Parmi elles, Jacaranda Call Center de Nizar Saïdi s’est imposée comme une pièce emblématique de l’année. À travers un dispositif scénique maîtrisé et une écriture incisive, le spectacle explore les dérives du monde du travail, la précarité et la déshumanisation, tout en laissant affleurer une ironie mordante. Une création qui capte l’air du temps et interroge frontalement les nouvelles formes d’aliénation.
Avec Les Fugueuses, Wafa Tabboubi a proposé une œuvre sensible et engagée, donnant voix à des trajectoires féminines en rupture. La pièce, saluée pour la justesse de son interprétation et la finesse de sa dramaturgie, aborde la fuite non comme une désertion, mais comme un acte de survie et de reconquête de soi.
Moment fort de l’année, «Rêve, une comédie noire», la toute dernière création de Fadhel Jaïbi et Jalila Baccar, s’est présentée comme une œuvre lucide et troublante.
Fidèle à l’univers du duo emblématique du théâtre tunisien, la pièce navigue entre grotesque et tragique, disséquant les désillusions contemporaines et les fractures sociales avec une ironie sombre et une rigueur esthétique toujours intacte.
Ces œuvres, parmi d’autres, témoignent d’un théâtre tunisien capable de conjuguer engagement, exigence artistique et résonance sociale.

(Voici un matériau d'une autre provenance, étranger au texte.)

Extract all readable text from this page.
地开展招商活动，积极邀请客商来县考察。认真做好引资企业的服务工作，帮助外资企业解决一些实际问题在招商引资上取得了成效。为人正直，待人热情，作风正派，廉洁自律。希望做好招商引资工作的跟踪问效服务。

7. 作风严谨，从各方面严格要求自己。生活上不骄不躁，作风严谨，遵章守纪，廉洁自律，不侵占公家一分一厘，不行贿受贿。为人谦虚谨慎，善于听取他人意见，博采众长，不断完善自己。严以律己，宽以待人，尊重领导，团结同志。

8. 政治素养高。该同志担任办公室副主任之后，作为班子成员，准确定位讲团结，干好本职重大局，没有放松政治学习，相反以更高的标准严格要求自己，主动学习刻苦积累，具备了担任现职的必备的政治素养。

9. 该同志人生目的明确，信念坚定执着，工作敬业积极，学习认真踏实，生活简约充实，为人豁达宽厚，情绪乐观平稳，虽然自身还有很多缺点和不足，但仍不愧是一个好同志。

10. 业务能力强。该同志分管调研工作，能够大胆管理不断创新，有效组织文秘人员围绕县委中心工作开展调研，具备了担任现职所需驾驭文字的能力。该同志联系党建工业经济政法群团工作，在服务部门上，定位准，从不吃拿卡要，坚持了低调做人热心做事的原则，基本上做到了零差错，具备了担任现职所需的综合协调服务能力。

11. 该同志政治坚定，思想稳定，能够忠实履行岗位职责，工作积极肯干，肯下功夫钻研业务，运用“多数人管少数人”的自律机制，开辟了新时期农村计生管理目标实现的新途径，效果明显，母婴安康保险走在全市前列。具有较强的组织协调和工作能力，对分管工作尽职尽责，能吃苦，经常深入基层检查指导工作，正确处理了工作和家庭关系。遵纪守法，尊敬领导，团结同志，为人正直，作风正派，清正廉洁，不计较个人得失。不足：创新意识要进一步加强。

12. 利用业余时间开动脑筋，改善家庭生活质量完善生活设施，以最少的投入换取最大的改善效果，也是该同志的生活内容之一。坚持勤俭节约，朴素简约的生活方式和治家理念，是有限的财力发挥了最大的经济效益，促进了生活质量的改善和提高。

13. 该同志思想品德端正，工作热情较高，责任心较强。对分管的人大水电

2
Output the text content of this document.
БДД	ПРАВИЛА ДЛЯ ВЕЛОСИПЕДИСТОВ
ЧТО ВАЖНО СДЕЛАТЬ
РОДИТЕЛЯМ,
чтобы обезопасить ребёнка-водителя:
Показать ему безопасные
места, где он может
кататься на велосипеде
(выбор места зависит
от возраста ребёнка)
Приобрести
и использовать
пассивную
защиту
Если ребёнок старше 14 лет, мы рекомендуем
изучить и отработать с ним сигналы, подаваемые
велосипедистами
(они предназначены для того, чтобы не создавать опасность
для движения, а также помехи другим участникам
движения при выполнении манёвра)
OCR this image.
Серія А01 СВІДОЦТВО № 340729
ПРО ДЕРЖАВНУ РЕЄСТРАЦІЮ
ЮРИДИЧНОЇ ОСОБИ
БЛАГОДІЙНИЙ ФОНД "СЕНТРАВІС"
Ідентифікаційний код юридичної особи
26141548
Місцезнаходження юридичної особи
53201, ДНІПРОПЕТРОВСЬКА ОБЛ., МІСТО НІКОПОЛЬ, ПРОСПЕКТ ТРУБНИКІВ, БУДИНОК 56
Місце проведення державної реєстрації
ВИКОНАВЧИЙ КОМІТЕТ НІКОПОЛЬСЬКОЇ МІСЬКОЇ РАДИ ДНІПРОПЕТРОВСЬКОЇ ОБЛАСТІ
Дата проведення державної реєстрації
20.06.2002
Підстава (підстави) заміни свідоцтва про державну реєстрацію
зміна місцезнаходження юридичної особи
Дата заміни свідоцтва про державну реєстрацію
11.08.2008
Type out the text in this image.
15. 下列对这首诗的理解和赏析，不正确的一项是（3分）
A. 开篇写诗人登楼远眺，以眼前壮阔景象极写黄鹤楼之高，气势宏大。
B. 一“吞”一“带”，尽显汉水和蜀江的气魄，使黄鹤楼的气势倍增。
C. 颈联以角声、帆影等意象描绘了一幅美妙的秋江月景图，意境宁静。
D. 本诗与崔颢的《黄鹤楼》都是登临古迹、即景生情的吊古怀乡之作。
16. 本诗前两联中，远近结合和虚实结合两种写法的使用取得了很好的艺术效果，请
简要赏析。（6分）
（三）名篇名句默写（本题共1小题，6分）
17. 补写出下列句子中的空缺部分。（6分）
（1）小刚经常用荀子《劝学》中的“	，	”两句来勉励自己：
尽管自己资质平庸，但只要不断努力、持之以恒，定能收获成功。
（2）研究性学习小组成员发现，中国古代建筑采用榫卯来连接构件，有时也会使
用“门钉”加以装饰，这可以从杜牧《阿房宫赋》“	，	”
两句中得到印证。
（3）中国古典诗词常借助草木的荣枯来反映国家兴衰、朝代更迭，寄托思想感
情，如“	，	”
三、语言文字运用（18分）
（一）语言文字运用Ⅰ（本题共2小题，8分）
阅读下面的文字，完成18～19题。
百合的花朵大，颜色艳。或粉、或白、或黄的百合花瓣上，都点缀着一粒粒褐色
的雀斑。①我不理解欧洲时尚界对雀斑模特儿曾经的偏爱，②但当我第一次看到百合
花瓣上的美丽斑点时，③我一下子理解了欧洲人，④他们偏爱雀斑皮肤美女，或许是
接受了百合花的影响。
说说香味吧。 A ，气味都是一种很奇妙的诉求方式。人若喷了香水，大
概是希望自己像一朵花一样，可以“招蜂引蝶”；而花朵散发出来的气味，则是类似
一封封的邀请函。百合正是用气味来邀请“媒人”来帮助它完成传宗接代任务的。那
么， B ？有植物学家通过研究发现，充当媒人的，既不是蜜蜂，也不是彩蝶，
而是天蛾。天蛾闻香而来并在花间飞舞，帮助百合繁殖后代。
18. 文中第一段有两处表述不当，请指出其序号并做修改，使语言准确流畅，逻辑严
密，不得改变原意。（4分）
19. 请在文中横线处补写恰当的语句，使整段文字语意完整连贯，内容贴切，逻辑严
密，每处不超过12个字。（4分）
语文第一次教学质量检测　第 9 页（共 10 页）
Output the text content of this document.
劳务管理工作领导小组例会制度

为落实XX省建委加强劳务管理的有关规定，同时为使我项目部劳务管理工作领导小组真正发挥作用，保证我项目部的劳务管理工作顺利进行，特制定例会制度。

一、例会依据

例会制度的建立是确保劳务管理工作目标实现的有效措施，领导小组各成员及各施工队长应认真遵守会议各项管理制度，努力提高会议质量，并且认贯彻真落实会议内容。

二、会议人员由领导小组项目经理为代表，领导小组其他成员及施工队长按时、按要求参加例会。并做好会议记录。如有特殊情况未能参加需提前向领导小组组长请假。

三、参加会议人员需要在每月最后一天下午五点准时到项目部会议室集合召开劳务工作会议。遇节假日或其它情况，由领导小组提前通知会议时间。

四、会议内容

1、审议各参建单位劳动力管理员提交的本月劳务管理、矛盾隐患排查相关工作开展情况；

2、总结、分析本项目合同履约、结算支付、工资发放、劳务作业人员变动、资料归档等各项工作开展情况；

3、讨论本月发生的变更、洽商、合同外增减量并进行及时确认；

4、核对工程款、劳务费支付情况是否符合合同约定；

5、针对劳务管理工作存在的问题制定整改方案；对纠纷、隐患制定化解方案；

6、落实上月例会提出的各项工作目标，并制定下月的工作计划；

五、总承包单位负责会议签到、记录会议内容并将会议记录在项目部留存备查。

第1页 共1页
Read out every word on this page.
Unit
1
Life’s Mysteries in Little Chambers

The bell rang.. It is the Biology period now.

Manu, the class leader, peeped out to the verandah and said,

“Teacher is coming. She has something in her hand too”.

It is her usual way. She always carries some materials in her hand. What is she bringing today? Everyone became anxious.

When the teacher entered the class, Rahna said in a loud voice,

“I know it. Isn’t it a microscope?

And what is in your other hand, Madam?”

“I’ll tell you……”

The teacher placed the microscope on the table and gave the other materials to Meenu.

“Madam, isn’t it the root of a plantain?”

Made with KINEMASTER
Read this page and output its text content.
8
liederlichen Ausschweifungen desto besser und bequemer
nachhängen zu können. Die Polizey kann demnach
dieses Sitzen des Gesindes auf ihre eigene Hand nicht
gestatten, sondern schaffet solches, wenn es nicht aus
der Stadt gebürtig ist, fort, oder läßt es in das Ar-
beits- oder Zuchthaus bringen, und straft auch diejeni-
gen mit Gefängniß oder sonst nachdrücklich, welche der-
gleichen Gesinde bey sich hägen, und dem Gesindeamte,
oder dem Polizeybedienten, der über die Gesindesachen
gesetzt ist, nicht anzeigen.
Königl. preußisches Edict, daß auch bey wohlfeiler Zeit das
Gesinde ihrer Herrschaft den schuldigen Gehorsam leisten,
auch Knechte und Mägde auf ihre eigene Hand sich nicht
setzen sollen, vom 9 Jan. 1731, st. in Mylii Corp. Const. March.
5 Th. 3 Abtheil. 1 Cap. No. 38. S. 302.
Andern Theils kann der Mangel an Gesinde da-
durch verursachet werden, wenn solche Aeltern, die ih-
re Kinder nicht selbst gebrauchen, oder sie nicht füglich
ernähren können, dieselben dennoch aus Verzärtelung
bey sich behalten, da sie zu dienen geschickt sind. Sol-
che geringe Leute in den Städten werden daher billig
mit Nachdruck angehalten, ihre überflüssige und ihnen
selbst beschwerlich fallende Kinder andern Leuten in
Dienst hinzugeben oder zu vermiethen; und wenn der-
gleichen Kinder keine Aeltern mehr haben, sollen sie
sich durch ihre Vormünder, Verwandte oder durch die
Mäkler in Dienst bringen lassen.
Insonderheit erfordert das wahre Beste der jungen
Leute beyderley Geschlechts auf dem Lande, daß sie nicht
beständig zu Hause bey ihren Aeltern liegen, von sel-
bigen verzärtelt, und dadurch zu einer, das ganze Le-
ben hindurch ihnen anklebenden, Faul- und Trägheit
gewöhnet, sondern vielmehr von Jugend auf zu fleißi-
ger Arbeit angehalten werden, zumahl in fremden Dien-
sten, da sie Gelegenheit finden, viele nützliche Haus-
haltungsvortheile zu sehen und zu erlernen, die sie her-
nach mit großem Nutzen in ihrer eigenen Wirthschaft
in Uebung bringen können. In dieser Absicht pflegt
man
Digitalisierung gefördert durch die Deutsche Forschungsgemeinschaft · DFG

Espaces de création et de formation : une pépinière durable
L’année 2025 a également confirmé l’importance des espaces de création et de formation, devenus de véritables pépinières pour les jeunes artistes. Ces lieux, souvent indépendants, ont prouvé leur efficacité, non seulement en termes de transmission et d’accompagnement, mais aussi de rentabilité et d’autonomie relative. Ateliers, résidences et formations continues y nourrissent une dynamique durable, contribuant à structurer le secteur en dehors des seuls temps forts festivaliers.
Diversifier les formes, élargir les publics
Parallèlement, les rendez-vous de stand-up dans les petites scènes ont gagné en visibilité, offrant des espaces d’expression directe, parfois corrosive, et révélant de nouveaux talents. Une diversification bienvenue dans un paysage où le rire reste encore trop rare sur les scènes théâtrales institutionnelles. Les comédies musicales, quant à elles, avancent timidement. Quelques tentatives émergent, freinées par des contraintes de production lourdes, mais laissent entrevoir un champ encore largement à explorer.
Un théâtre vigilant et nécessaire
En 2025, le théâtre tunisien a poursuivi son chemin avec lucidité. Vigilant face aux risques d’essoufflement, mais porté par une créativité persistante et un engagement humain profond, il continue d’occuper une place essentielle dans le paysage culturel. Un théâtre ancré dans ses territoires, attentif à son époque et résolument vivant.